How To Setup Secure Remote Access To A Router?
Secure Access is a mode where a remote administrator can configure and monitor a router without having physical access to the router. It is also known as Web-based Access. Secure Access gives support for Serial Console Redirection, Telnet/SSH Redirection and HTTPS access.
Normally a Router is designed to provide a Local area Network with an Internet connection. This router can be configured to work as a firewall and the network will consist of a Private LAN with NAT (Network Address Translation) which hides all internal hosts from the outside world. It also provides DHCP server for local host configuration and DNS server for performing name resolutions on internal networks.
There are many cases where the IT administrator of a company may need to remotely access his workstation or some other machine on LAN behind that router. This is usually referred to as “Remote Access” or “Remote Administration” and is a very common requirement of a home user as well as a network administrator.
Setup Secure Remote Access to a Router
The following steps will help you to secure remote access to a router:
Step1: Login to the router’s local configuration page from a web browser.
Step2: Open the Configuration Tab from the top menu of this webpage and then click on “Remote Access” under Services .
Step3: In the ” Secure Access Username and Password” field, enter a username and password for remote access.
Step4: From ” Web Page Redirection”, select HTTPS Only option to allow secure remote access only through HTTPS connection.
Note1 : Router will now display two URLs- one is HTTP (unsecured) which you can use for general purpose access, without requiring username or passwords; another URL is HTTPS (Secure) which gives access to authenticated users with prior knowledge of username/password configured in step3 above.

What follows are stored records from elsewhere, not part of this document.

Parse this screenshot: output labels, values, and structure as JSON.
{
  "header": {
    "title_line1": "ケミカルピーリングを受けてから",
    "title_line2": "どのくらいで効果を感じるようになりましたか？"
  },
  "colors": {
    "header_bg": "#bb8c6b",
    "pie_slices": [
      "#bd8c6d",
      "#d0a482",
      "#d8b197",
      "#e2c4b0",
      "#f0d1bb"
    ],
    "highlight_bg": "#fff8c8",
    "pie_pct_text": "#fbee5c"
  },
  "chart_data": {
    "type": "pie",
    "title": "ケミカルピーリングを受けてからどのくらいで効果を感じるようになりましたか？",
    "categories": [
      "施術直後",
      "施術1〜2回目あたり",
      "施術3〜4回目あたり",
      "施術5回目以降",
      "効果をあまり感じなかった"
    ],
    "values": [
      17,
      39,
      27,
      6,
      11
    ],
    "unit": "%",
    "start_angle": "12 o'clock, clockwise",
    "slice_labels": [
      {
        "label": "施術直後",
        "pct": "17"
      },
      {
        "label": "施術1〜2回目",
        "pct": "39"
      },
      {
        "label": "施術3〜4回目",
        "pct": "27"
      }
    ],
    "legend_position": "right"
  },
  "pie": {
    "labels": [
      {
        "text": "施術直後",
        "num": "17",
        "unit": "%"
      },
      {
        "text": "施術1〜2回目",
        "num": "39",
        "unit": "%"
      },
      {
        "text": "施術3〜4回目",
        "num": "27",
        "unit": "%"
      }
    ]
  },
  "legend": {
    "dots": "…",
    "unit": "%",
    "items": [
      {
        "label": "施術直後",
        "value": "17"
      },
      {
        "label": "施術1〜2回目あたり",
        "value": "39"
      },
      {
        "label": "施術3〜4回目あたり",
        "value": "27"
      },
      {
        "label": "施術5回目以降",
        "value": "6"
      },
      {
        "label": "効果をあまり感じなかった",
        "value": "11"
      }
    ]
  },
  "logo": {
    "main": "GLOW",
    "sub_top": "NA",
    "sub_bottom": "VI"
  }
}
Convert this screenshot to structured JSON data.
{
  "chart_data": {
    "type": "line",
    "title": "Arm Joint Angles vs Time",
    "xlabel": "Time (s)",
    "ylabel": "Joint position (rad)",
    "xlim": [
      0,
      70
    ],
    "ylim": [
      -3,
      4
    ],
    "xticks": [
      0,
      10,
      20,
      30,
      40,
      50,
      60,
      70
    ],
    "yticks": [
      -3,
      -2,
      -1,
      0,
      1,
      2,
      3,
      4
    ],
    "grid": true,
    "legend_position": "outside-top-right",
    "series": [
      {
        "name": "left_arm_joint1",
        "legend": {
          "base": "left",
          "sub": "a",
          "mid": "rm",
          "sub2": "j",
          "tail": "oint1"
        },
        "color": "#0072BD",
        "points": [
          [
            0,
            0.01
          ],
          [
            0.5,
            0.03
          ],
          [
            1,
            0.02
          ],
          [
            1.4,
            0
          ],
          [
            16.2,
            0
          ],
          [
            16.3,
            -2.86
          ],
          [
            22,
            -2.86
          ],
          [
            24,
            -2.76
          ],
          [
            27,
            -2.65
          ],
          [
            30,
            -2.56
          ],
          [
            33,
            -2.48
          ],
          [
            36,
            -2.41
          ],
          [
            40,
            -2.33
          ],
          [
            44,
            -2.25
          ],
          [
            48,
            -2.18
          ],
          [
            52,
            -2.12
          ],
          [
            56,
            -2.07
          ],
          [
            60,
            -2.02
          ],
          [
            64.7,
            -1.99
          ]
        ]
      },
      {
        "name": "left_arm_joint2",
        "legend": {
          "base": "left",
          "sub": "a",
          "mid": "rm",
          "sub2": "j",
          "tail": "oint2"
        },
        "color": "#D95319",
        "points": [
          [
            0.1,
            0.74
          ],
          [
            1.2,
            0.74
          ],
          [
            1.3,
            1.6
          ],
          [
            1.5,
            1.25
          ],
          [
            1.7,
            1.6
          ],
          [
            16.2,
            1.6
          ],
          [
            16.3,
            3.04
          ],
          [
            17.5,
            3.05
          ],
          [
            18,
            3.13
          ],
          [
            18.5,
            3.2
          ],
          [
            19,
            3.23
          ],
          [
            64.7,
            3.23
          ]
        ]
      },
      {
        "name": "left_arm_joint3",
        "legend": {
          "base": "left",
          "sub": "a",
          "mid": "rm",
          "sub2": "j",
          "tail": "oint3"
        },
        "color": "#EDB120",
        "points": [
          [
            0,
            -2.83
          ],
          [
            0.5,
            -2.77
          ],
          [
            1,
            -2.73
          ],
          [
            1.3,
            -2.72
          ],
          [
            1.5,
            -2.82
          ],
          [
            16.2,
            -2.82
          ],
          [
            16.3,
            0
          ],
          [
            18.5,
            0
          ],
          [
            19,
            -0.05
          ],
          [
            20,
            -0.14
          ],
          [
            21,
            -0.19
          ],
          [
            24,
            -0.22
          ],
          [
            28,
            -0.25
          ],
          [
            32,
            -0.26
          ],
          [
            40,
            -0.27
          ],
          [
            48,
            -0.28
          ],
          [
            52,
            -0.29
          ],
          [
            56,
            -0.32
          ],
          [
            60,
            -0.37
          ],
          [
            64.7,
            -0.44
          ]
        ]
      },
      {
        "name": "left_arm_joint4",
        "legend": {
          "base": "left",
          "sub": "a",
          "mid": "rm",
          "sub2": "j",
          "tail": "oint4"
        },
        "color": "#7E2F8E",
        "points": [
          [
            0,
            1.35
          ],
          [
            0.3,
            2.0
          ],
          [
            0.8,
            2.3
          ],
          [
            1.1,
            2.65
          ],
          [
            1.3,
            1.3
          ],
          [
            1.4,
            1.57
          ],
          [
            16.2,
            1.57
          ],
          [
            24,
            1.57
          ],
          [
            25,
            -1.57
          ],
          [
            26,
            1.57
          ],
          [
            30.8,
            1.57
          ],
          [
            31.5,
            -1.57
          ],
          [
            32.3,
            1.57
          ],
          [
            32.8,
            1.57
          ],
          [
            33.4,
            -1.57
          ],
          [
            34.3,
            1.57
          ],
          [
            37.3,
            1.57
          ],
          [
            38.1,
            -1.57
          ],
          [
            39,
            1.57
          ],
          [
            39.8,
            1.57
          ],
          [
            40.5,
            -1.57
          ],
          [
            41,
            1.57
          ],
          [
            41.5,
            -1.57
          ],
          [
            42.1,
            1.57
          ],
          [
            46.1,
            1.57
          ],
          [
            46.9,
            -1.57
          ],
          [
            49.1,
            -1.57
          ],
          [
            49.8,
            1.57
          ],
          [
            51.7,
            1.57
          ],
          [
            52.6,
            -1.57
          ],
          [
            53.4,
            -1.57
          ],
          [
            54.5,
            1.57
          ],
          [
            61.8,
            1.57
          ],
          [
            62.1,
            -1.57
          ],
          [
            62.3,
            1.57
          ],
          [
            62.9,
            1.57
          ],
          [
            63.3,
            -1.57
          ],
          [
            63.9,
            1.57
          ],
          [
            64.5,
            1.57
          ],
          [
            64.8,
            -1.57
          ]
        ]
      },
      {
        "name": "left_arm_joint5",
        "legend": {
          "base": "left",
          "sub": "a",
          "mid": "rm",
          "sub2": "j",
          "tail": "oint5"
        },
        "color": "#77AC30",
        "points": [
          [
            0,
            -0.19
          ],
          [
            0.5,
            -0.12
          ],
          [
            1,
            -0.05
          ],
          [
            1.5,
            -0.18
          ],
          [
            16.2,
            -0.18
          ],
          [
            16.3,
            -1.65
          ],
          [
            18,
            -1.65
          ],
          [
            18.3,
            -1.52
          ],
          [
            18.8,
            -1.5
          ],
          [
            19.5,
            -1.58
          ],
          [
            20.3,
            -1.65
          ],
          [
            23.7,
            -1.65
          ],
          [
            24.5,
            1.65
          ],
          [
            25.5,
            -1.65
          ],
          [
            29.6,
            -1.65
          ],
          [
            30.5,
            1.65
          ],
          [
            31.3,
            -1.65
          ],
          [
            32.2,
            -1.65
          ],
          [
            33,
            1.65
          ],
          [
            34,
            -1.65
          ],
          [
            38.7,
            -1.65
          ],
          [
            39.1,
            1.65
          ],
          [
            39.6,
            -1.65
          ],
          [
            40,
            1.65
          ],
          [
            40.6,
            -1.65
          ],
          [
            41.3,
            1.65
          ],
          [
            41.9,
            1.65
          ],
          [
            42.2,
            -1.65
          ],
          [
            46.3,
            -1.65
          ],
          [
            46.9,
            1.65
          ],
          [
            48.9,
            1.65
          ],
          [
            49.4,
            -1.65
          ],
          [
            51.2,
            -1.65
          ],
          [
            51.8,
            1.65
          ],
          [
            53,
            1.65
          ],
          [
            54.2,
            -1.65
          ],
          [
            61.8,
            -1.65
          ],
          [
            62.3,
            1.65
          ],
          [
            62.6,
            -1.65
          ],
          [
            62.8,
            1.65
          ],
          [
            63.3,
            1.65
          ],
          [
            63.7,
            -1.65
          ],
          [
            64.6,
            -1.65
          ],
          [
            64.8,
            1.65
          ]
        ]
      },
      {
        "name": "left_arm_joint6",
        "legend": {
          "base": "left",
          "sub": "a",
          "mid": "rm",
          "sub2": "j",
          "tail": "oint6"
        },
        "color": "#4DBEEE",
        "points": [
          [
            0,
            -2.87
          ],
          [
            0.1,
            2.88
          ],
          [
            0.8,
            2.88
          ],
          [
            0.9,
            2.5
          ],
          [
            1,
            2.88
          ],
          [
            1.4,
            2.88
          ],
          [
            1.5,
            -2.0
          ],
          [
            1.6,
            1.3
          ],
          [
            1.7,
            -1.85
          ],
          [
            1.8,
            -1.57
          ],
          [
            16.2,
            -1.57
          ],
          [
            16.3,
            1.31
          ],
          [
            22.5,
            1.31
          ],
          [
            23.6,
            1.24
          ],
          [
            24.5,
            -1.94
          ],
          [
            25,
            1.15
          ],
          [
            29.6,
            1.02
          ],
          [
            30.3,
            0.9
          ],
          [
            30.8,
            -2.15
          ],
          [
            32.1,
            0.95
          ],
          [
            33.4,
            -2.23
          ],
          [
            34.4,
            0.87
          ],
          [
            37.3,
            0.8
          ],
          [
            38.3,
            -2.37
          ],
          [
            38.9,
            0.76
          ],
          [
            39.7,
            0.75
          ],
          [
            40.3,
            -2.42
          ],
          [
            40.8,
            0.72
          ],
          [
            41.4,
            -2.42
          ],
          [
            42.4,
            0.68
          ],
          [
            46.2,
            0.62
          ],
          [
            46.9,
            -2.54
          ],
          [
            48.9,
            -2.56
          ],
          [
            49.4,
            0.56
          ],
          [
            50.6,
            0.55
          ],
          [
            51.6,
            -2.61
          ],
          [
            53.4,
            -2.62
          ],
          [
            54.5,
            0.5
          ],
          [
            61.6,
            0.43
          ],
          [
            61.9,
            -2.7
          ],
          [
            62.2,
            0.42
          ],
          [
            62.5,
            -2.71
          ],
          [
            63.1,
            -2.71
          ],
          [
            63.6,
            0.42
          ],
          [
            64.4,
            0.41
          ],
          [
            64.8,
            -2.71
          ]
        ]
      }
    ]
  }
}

NOTE – For a typical remote access, configure this as shown in step3 above.
Step5: From “Port-Forwarding menu”, select a specific service for which you want to allow remote access from the Internet.
Step6: Enter a Local Host Port and an external destination port number on which remote users can access the router remotely . In the case of FTP, the local host port is normally 21 and the external destination port is any one of those numbers starting from 20 to 22 depending upon your requirement.
Note2 : Your ISP will generally provide your public IP address on some predefined side of router’s WAN interface (outside), while Router’s LAN interface (inside) may be having private addresses like 192.168.0.1 or 10.10.0.1 or any other suitable private address.
Step7: Set “HTTP Server Port” , “HTTP Redirection Port” and “HTTPS Server Port” to the same port number which you have configured in step5 above.
Step8: Now click on the Apply button, router will ask for confirmation of remote access configuration, here by clicking OK option will save all changes made to secure remote access configuration of this router.
NOTE : If at any stage, for example at Step7 above, you decide not to continue with setting up remote access on your router, just click on the Cancel button without taking further action .
Step9: Once the above mentioned settings are done properly , you will be able to connect remotely from your workstation (using browser) to your router. Now you can change any configuration on this interface for securing remote access, like changing username and password etc.
Step10: If required, you can configure the ports in such a way that only HTTP connections are allowed but HTTPS connection is blocked (this takes care of security issues). In such a case make sure “HTTP Server Port” and “HTTP Redirection Port” configured in step7 above should be the same as which you have selected in step4 above.
Step11: Once all steps mentioned in this article are done, open the Network and Sharing Center in the Control Panel and click on Manage Network Connections option under network and sharing center . This will open up a networking connections dialog where you need to select the Local Area Connection option and then click on the Edit button.
Step12: The Network Connections dialog box will now open up, from this dialog box under the list of network connections, just right-click on Internet Protocol Version 4 (TCP/IPv4) , select Properties; Now click on Advanced Button to open advanced TCP/IP settings dialog.
Step13: This will bring-up another dialog box where you need to scroll down to “Use default gateway on remote network” option, uncheck this option (by clicking Yes or No radio button), finally click OK .
Now your computer is ready to access the router remotely over an unsecured connection.
Securely Access a router will allow you to have full control of your entire network by allowing you to remotely manage all devices present on your network including servers, printers, workstations etc.
This will help in preventing loss of revenue associated with downtime caused due to server failure, loose cables on the wall etc. It is more important for businesses who cannot afford downtime during emergencies.Secure remote access can be used to backup routers too if they are equipped with USB ports or not running some version of DD-WRT firmware that does not support storing configurations via tftp.
If you do not wish to share your local area network (LAN) with anyone, then use switch protocols like Link Aggregation Control Protocol (LACP) that helps the router’s switch (internal LAN ports) act as one big virtual trunk link. It is more secure than normal switches and needs to be configured on both sides of the connection which is out of scope for this article. You may also configure backup links for LAN segments or Sub-Interfaces in case the main interface fails over.Router’s HTTP/HTTPS protocol supports traffic encryption using Secure Sockets Layer (SSL), transport layer security (TLS), and pretty good privacy (PGP).